The aviation sector has charted a course to decarbonize itself – and investors see opportunity. According to BNEF, startups with a focus on low-carbon aviation technology raised $4.6 billion in 2022, and another $1.21 billion was added to that tally in the first half of 2023.
Among venture capital and private equity investments, sustainable aviation fuel (SAF) startups have drawn the most attention. Power-to-Liquid technologies, which combine green hydrogen with CO2 to create synthetic kerosene, have received $592 million in funding since 2021, according to BNEF – 72% of all SAF investment and 40% of the aviation total.
It’s a step in the right direction when private markets recognize the profit potential of an innovation that could reduce CO2 emissions. But technological diversification will be necessary for the aviation sector to have any chance of achieving carbon neutrality in the coming decades.
Projections show that SAF investments are beginning to make a difference on the supply side. In 2022, according to BNEF’s Global Renewable Fuel Projects Tracker, jet fuel represented just over 8% of renewable fuel production capacity. By 2030, that number is projected to reach nearly 32% – a capacity of 6.46 billion gallons.
This shows that investment can move the sustainability needle. However, for alternative fuels to become an even larger part of the jet fuel mix will require supporting the next iteration of technologies beyond biogenic SAF.

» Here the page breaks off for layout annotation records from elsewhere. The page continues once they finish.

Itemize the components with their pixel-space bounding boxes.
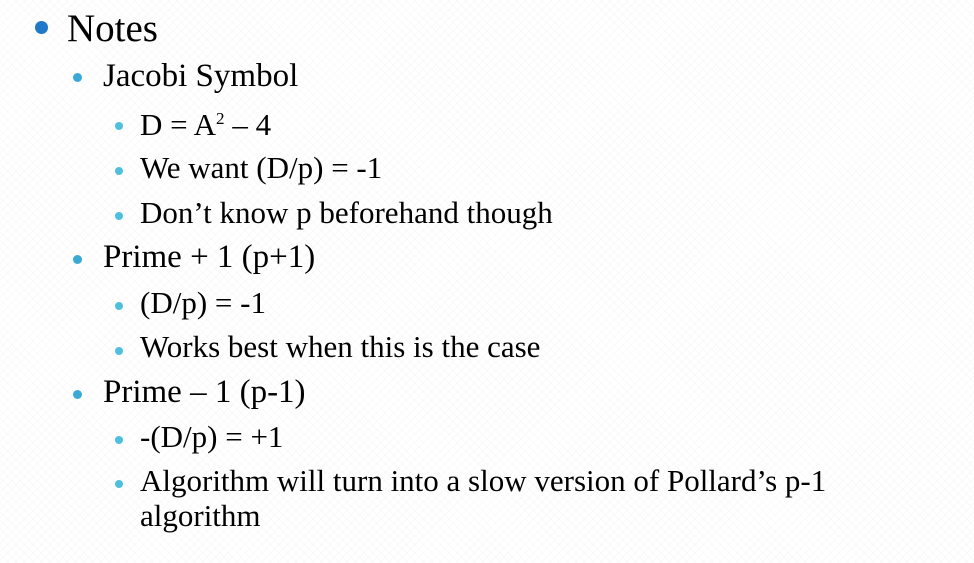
bullet-level2-icon [115,122,123,130]
item-dont-know: Don’t know p beforehand though [140,195,553,230]
item-d-formula-exponent: 2 [216,108,225,128]
bullet-level2-icon [115,480,123,488]
item-works-best: Works best when this is the case [140,329,541,364]
notes-heading: Notes [67,7,158,50]
slide: Notes Jacobi Symbol D = A2 – 4 We want (… [0,0,974,563]
item-algorithm-slow: Algorithm will turn into a slow version … [140,463,827,498]
item-d-formula-base: D = A [140,107,217,142]
item-d-formula: D = A2 – 4 [140,109,271,140]
bullet-level1-icon [73,255,82,264]
bullet-level2-icon [115,212,123,220]
bullet-level2-icon [115,347,123,355]
item-algorithm-continued: algorithm [140,498,261,533]
section-title-prime-plus-one: Prime + 1 (p+1) [103,239,316,275]
bullet-level0-icon [35,21,48,34]
item-dp-minus-one: (D/p) = -1 [140,285,266,320]
section-title-prime-minus-one: Prime – 1 (p-1) [103,374,306,410]
item-we-want: We want (D/p) = -1 [140,150,383,185]
bullet-level1-icon [73,73,82,82]
bullet-level2-icon [115,436,123,444]
section-title-jacobi: Jacobi Symbol [103,58,299,94]
item-d-formula-rest: – 4 [224,107,272,142]
bullet-level2-icon [115,167,123,175]
bullet-level1-icon [73,390,82,399]
bullet-level2-icon [115,302,123,310]
item-neg-dp-plus-one: -(D/p) = +1 [140,419,284,454]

In the Sun-to-Liquid process, a mirror field concentrates sunlight at the top of a tower, where it is converted into high-temperature process heat that turns a carbon and a water source into synthesis gas. Liquefy that syngas and you have carbon-neutral kerosene made from concentrated sunlight.
With the right support, this nascent technology could be an economically and ecologically viable substitute for fossil fuels.
In the first half of 2023, global new investment in renewable energy reached $358 billion, a new high for any six-month period according to BNEF. Solar accounted for 43% of those investments. This is a good sign for the clean energy market broadly, but within the aviation industry, solar remains overlooked and underfunded.
Early-stage investments are crucial to driving down the price of SAFs and increasing their adoption. With venture capital and private equity focused on biogenic fuels, other players will need to step up.
Lufthansa Group has shown this commitment through its strategic collaboration with Synhelion, a producer of solar aviation fuel. As the Zurich-based startup scales production, with construction on an industrial plant in Germany underway, it can do so with the confidence that Swiss International Air Lines (SWISS) has committed to become the first commercial airline in the world to fly on solar fuel when it is available.
This partnership can inspire a chain reaction of support and excitement, helping to inform and inspire the industry as a whole. On the heels of a successful CHF 22 million ($24.86 million) funding round in 2022, Synhelion is looking to raise nine figures in 2024 – crucial funding that will help the company scale beyond Europe to become a global player in the SAF market.